Title:
Quasi-Static Cyclic Flexural Loading Behavior of Precast Reinforced Concrete Tunnel Segments with Glass Fiber- Reinforced Polymer Bars
Author(s):
Basil Ibrahim, Salaheldin Mousa, Hamdy M. Mohamed, and Brahim Benmokrane
Publication:
Structural Journal
Volume:
120
Issue:
4
Appears on pages(s):
73-87
Keywords:
deformability; design codes; energy dissipation; flexural and shear strength; glass fiber-reinforced polymer (GFRP) bars; hysteretic behavior; precast concrete tunnel lining (PCTL) segments; quasi-static cyclic load
DOI:
10.14359/51738719
Date:
7/1/2023
Abstract:
The strength and behavior of segments of precast concrete tunnel linings (PCTLs) reinforced internally with fiber-reinforced polymer (FRP) bars under quasi-static cyclic flexural loading is one area in which no experimental research results are available. This research investigated the cyclic behavior of glass FRP (GFRP)-reinforced PCTL segments, both experimentally and theoretically.
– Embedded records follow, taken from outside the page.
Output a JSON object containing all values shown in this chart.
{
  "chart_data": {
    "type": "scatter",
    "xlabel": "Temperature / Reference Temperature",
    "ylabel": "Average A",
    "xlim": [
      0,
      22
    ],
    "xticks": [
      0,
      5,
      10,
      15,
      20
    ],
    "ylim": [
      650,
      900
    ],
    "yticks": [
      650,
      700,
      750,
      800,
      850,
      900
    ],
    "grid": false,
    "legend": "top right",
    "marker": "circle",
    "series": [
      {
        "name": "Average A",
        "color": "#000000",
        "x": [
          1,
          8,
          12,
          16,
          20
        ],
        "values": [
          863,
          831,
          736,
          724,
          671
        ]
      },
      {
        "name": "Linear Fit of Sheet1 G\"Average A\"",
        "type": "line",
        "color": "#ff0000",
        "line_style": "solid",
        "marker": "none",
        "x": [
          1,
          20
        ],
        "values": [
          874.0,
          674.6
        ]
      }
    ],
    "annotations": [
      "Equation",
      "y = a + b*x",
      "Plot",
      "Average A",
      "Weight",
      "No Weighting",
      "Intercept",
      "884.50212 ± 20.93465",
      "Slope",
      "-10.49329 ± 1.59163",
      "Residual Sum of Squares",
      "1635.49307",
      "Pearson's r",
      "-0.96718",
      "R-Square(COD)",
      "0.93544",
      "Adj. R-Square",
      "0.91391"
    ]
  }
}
Full-scale specimens with a total length, width, and thickness of 3100 mm (122 in.), 1500 mm (59 in.), and 250 mm (9.8 in.), respectively, were constructed and tested under quasi-static cyclic flexural
loading. Two cycles of loading and unloading were applied
at 1.25%, 2.5%, 5%, 10%, 25%, 50%, and 75% of the estimated
maximum displacement, followed by a single cycle up to failure. The test parameters included reinforcement flexural stiffness (GFRP versus steel) and GFRP longitudinal reinforcement ratio. The hysteresis response, cracking pattern, residual deformation, dissipated energy, deformability, and secant stiffness damage index of the tested specimens were defined, estimated, and evaluated. The experimental results of this study show that the hysteresis cycles of the GFRP-reinforced specimens reflected stable cyclic behavior
with no or limited strength degradation. Moreover, the test results show that the GFRP-reinforced specimens demonstrated adequate ductility index and deformability limits. A theoretical prediction according to the various current design provisions—including the flexural and shear capacities of the PCTL segments—was carried out and compared to the experimental results. The results of this study show the feasibility and efficiency of using GFRP bars instead of steel bars for PCTL segments under quasi-static cyclic flexural loading.